Crossover investment can bring considerable returns for investors in a short time
The main appeal of crossover investment is the high return it can generate quickly. Investors can invest in the pre-IPO round of a hot startup at relatively low valuations, and cash out soon after the IPO at much higher valuations. For example, a biotech company can increase in valuation from 1 billion USD pre-IPO to 5 billion USD after IPO. With the valuation spread, crossover investors can gain a large return in a very short period, sometimes in just weeks or months after investing. This is very attractive for funds looking for faster exits.
It extends investment horizons for GPs and complements early-stage funds
For GPs focused on early-stage investments, crossover funds allow them to retain ownership in star portfolio companies as they grow, instead of being diluted out in later funding rounds. They can invest more in follow-on rounds to maximize overall returns. It extends GPs’ investment horizons seamlessly without venturing into new unfamiliar growth-stage deals. It serves as a complement to early funds instead of an entirely new strategy.
It provides needed liquidity for LPs amid prolonged holding periods
Crossover funds can provide some liquidity relief for LPs facing increasingly long holding periods in private venture funds. With more companies staying private longer and funds taking 10+ years to unwind, LPs have been seeking liquidity options. Though small in scale, crossover funds offer faster distributions than traditional closed-end venture funds, thereby partially addressing LP liquidity needs.
Biotech is an ideal sector for crossover investments currently
Crossover investing is especially suitable for biotech companies which often stay private longer to meet regulatory milestones. Clinical-stage drug developers with proven technology can gain crossover funding ahead of IPOs. Investors benefit from short lockup periods to quickly capitalize on the valuation bump after public listing. Besides biotech, crossover strategy can also work for other capital-intensive sectors needing late-stage financing.
It may become more widely adopted by investors in the future
Considering the benefits, more venture investors and LPs are likely to embrace crossover investments.

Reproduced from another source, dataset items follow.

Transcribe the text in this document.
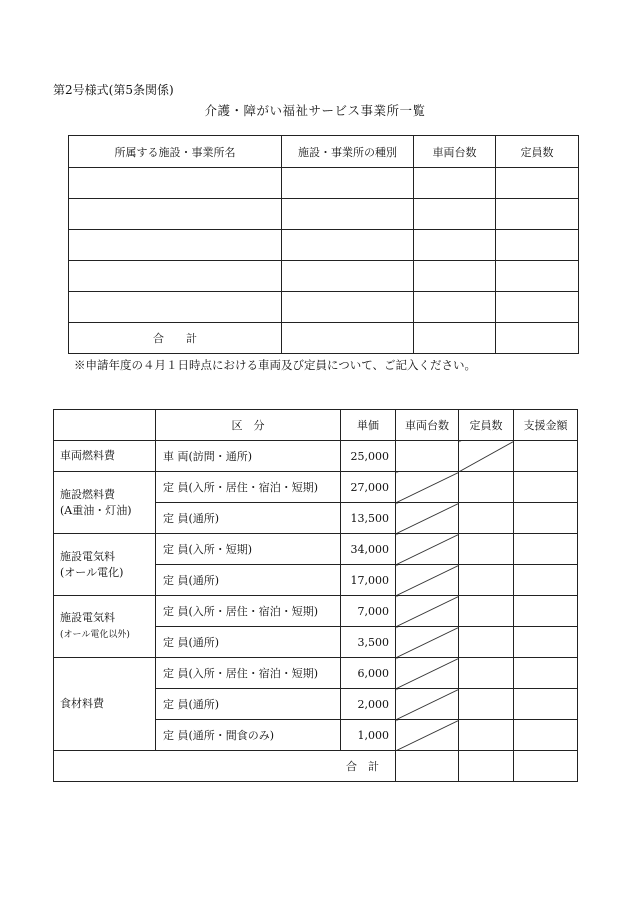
第2号様式(第5条関係)
介護・障がい福祉サービス事業所一覧
所属する施設・事業所名	施設・事業所の種別	車両台数	定員数

合　　計			
※申請年度の４月１日時点における車両及び定員について、ご記入ください。
	区　分	単価	車両台数	定員数	支援金額
車両燃料費	車 両(訪問・通所)	25,000			
施設燃料費
(A重油・灯油)	定 員(入所・居住・宿泊・短期)	27,000			
	定 員(通所)	13,500			
施設電気料
(オール電化)	定 員(入所・短期)	34,000			
	定 員(通所)	17,000			
施設電気料
(オール電化以外)	定 員(入所・居住・宿泊・短期)	7,000			
	定 員(通所)	3,500			
食材料費	定 員(入所・居住・宿泊・短期)	6,000			
	定 員(通所)	2,000			
	定 員(通所・間食のみ)	1,000			
合　計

As companies stay private longer, late-stage private funding needs will persist, potentially fueled by crossover capital. However, some risks exist. Lower quality crossover deals may eventually lead to post-IPO stock collapses. And conflicts can arise if allocation between crossover and main funds are not properly defined. But overall, crossover investments seem poised for significant growth.
In summary, crossover investment provides a new approach to generate outsized returns quickly by investing in late private stage before IPOs. It extends investment horizons for early-stage funds while also addressing LP liquidity needs. Though currently more popular in biotech, it has potential for wider adoption across sectors.